Another girl, about the same age, except
with long, dark hair, sat on a bench a few feet away. Her legs were
tucked into her chest, her arms hugging them with ferocity. Unlike
the girl posing, she stared straight into her knees as if she was
purposely avoiding the picture. Her dark hair hung dry, half-hiding
the rest of her face. Delaney placed her hand on the wall as she
moved closer to look at the girl with the dark hair, the wood
paneling flexed with the pressure of her hand.

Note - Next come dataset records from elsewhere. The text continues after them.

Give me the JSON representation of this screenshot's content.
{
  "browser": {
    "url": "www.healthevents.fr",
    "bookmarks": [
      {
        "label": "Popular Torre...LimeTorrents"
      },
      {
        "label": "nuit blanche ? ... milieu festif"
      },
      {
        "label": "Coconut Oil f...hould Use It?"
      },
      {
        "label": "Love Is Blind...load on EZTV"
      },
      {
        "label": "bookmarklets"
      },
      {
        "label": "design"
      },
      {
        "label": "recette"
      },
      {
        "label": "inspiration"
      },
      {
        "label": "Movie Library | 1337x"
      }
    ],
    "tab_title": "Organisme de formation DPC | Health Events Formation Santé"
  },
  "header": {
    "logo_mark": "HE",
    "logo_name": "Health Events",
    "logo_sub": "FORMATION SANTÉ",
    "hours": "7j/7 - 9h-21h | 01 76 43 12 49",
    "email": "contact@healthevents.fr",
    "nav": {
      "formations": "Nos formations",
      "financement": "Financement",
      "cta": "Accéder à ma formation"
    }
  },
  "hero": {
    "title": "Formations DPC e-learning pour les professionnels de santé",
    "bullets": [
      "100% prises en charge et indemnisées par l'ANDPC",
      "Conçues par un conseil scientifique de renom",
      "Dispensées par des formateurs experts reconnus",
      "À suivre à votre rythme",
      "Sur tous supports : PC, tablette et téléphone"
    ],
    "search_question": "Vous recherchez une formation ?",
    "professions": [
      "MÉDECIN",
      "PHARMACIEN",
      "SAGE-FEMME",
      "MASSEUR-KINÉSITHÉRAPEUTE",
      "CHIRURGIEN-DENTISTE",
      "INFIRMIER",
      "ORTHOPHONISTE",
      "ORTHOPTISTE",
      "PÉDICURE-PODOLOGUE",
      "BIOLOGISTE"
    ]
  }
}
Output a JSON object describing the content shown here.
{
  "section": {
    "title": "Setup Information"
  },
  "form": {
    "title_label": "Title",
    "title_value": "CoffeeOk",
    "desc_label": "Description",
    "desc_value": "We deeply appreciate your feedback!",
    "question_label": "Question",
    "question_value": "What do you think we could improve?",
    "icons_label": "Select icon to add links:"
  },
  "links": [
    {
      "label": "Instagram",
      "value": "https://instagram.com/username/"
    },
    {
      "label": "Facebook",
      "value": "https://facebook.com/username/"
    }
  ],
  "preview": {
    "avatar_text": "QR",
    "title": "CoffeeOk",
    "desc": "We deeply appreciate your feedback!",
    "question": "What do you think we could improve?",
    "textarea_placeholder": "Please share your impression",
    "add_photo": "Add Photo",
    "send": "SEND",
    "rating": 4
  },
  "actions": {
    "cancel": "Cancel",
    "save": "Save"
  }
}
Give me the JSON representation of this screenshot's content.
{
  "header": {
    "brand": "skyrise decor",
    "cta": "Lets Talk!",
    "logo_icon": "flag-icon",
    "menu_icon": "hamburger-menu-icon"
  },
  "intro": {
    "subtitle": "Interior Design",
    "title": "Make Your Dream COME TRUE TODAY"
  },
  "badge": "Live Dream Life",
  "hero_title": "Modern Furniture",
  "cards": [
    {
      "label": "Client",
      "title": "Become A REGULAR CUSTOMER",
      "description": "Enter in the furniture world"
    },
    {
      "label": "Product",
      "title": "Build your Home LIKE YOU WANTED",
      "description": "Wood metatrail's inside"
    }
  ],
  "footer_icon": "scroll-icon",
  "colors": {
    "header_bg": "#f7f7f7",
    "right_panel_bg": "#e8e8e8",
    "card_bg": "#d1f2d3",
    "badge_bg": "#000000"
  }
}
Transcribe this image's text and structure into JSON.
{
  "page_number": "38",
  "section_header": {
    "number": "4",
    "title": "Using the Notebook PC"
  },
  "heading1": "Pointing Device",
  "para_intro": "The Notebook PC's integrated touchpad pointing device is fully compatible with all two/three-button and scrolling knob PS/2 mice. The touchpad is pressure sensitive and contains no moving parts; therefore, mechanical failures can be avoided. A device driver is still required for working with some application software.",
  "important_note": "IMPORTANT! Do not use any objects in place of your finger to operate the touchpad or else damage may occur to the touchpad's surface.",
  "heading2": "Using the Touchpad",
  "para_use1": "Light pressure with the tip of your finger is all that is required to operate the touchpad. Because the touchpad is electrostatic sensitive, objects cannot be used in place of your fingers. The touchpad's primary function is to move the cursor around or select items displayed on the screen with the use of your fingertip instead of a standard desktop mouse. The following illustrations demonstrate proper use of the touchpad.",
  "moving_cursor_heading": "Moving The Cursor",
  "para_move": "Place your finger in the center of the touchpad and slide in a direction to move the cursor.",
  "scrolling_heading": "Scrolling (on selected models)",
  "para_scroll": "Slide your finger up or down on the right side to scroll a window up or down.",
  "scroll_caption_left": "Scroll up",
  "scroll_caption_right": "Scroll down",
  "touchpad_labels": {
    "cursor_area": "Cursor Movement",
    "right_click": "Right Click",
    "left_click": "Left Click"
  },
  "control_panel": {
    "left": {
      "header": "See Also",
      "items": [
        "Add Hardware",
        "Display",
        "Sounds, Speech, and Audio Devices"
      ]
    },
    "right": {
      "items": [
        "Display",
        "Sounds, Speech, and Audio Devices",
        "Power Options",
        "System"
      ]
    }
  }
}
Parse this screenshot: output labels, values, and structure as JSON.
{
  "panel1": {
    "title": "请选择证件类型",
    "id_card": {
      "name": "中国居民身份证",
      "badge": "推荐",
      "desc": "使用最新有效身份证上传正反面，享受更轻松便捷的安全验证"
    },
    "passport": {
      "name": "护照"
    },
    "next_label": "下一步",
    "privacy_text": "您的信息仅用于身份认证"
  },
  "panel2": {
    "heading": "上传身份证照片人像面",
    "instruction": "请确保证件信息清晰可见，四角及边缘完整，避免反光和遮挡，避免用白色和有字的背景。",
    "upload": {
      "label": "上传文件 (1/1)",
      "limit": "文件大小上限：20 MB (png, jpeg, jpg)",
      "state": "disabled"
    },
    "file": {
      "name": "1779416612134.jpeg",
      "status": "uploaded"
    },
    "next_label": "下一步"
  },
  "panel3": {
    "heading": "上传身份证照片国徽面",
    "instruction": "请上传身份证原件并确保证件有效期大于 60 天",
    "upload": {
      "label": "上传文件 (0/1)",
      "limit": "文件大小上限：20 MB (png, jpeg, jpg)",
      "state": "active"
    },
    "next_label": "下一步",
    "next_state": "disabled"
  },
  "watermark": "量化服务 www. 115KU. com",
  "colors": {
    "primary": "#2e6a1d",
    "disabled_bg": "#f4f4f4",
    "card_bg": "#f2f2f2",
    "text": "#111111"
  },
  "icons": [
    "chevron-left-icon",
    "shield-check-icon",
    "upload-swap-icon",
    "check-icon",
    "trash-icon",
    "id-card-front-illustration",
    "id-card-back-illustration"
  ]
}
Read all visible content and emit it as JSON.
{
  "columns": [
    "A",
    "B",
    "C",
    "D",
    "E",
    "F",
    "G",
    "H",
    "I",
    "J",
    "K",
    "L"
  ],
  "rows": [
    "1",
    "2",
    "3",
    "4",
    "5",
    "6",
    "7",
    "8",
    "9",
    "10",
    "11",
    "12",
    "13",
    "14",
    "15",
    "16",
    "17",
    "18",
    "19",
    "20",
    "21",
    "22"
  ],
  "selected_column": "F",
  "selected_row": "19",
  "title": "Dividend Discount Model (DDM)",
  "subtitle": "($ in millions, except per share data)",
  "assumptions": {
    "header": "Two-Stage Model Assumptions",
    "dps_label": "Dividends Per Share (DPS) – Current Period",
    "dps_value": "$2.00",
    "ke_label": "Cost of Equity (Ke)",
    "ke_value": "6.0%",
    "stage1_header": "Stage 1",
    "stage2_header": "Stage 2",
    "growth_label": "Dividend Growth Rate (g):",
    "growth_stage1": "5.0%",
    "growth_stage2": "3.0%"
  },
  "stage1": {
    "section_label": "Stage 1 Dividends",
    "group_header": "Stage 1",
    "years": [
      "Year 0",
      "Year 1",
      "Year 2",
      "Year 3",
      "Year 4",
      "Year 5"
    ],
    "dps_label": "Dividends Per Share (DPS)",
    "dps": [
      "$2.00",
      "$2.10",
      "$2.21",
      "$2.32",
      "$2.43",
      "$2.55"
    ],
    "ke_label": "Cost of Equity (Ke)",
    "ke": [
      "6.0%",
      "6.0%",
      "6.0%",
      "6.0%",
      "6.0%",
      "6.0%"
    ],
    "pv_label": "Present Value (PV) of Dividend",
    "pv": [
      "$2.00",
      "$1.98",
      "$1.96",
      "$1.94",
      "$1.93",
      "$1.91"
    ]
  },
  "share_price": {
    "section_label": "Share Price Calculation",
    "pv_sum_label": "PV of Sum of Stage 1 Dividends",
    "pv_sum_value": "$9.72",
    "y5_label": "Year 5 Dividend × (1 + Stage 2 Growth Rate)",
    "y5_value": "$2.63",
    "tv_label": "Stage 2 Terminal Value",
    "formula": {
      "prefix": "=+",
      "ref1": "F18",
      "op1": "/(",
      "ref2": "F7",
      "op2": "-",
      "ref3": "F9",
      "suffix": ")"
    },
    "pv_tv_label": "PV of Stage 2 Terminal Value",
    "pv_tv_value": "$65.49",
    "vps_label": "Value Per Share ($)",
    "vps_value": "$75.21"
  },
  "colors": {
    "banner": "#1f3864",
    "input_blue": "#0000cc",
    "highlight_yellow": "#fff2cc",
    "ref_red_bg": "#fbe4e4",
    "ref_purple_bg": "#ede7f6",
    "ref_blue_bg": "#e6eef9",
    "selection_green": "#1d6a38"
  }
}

Delaney caught another picture that showed
the same girls sitting on a swing that hung from a large oak tree
in front of a sweeping cabin. This time, the dark-haired girl’s
eyes penetrated the camera, staring at Delaney with translucent
blueness. She shifted her eyes to the forty-something man dressed
in khakis and a poplin shirt. He stood leaning against the oak tree
with a hat half-tipped on his head, not looking at the girls, but
gazing off to the side; his pronounced jawline stood outlined in
the picture. The angles protruded sharp in his hard face as if he
objected to the girls’ happiness. The picture was, most likely, an
unknown capture of time to the man.
She shifted over a foot to glance at the
other pictures surrounding the young girls. Pictures of Joe and
Elizabeth at various ages filled the frames, some hand-decorated
by, Delaney presumed, the daughter herself. Her blonde curls, a
contrast to her father’s dark hair, decorated his daughter’s
vibrant face. She was beautiful, yet feisty as Joe called her; a
picture of her standing on top of a shed roof, blonde curls falling
effortlessly around her devilish grin, exemplified this. Delaney
smiled back at her standing tall on the roof with the blue sky
surrounding her.
I wish I could have met you.
Listless, Delaney began examining the items
on Joe’s desk. An old desk clock. A greased gear – something she
only knew thanks to her mechanically inclined father. She had spent
hours of her childhood watching him tinker with an old Chevy that
he never was able to run, at least not for a consistent period of
time. Also on the desk was a fist-sized stone used as a paperweight
to hold down a stack of invoices. She lifted the stone last,
running her fingers along the cracked grooves, turning it over in
her hands to feel the roughness against her skin. Feeling a poke
against her skin, she turned it over to see a small key adhered
with transparent tape to the bottom.
Really, Joe?
She peeled the tape off
the stone with her fingertip, freeing the small brass key from the
hard surface. Letting it rest in her hand, she closed her fingers
to feel the ridges roughly stab her skin. She opened her hand back
up, watching as the white imprint of the key disappeared from her
skin, resolving to the flesh color of the rest of her hand.
I
shouldn’t
. Her eyes wandered to the drawer that had a small,
circular keyhole half-hidden behind the handle.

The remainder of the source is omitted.